In terms of format, the JPTW will operate like a set of overlapping seminars based on the following activities: reading primary and secondary sources closely, writing reflectively on our own approaches to the material, sharing feedback aimed at improving our respective projects, testing unfamiliar methods of thinking and writing about performance, and screening performances together to practice analyzing them better. We will also concentrate part of our time each day on discussing how best to share and teach some of our material to other audiences.
Before the workshop begins, participants will receive access to a course website with relevant readings, media, writing prompts, and resources. Reading packets will also be produced. Everyone is expected to have read the material beforehand and to review for each day over the course of the week.
We’ll have a morning seminar devoted to analysis of readings on a certain theme or period (e.g. “medieval embodiment,” “Cold War theatricality,” or “queer archives”). Then we’ll write about what methods, concepts, or stylistic techniques seem most useful to carry forward or rework.
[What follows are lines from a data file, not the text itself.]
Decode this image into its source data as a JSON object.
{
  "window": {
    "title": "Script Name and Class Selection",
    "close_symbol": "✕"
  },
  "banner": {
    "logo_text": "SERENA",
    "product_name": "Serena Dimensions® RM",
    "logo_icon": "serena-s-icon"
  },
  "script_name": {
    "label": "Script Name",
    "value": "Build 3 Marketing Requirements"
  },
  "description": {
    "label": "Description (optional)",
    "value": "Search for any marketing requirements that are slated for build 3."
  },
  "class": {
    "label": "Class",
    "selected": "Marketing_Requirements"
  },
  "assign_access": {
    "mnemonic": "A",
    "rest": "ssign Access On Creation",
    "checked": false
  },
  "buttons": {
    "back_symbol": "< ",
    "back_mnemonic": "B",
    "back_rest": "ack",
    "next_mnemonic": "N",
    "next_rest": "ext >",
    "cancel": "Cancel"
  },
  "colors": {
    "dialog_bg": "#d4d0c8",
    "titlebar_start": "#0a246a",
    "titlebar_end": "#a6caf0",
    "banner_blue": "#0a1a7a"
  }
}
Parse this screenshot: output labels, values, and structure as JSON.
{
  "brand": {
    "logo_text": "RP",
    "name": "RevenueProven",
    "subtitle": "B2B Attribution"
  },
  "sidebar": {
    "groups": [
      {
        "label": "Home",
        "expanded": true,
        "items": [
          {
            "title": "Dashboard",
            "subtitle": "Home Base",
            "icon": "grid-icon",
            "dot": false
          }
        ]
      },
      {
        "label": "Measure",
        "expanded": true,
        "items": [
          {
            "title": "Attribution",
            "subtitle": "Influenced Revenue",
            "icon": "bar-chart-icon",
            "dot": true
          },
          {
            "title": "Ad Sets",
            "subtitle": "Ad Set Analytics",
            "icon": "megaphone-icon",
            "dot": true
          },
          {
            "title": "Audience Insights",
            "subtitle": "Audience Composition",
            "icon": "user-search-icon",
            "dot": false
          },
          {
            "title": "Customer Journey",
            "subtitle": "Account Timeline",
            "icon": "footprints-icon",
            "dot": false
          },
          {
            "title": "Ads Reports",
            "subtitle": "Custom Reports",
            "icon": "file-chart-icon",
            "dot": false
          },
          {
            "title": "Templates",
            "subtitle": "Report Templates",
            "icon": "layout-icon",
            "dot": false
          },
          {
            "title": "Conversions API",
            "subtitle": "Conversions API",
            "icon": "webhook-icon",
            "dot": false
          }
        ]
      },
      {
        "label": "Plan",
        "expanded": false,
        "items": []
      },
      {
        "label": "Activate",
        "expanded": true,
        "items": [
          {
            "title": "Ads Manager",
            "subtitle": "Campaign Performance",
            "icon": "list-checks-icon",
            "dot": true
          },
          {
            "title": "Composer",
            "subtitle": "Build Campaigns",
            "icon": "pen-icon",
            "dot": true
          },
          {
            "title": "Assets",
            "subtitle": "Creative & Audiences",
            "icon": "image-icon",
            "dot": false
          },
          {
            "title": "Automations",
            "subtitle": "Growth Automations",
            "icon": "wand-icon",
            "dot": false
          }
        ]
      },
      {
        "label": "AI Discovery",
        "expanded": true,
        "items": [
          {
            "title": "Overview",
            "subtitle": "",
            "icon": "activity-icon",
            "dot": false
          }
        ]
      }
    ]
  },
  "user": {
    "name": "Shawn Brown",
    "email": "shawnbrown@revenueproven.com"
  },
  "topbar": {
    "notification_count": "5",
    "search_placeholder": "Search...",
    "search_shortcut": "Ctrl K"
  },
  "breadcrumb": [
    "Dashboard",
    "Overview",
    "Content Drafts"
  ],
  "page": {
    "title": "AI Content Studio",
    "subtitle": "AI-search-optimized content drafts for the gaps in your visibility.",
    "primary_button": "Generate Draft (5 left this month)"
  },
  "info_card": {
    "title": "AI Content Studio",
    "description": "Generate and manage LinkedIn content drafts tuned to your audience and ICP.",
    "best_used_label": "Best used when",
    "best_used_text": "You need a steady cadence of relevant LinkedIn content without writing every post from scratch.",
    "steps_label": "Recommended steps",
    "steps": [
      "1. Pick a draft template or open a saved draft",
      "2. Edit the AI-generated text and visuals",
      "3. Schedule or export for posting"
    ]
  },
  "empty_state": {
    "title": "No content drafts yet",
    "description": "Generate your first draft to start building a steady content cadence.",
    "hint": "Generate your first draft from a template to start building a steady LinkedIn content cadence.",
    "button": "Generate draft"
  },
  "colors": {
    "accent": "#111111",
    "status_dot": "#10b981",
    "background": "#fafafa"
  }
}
After lunch we’ll share these assessments with the goal of refining what resonates most. This conversation will then lead into short presentations on our work. The presentation post-mortems will become a forum for sharing advice and for helping to solve conceptual or organizational difficulties participants may be experiencing. We will also focus on drawing connections historically, conceptually, and politically between projects, with an eye toward potential post-JPTW collaborations. Following the presentations we’ll break for dinner, after which we will screen and discuss a performance.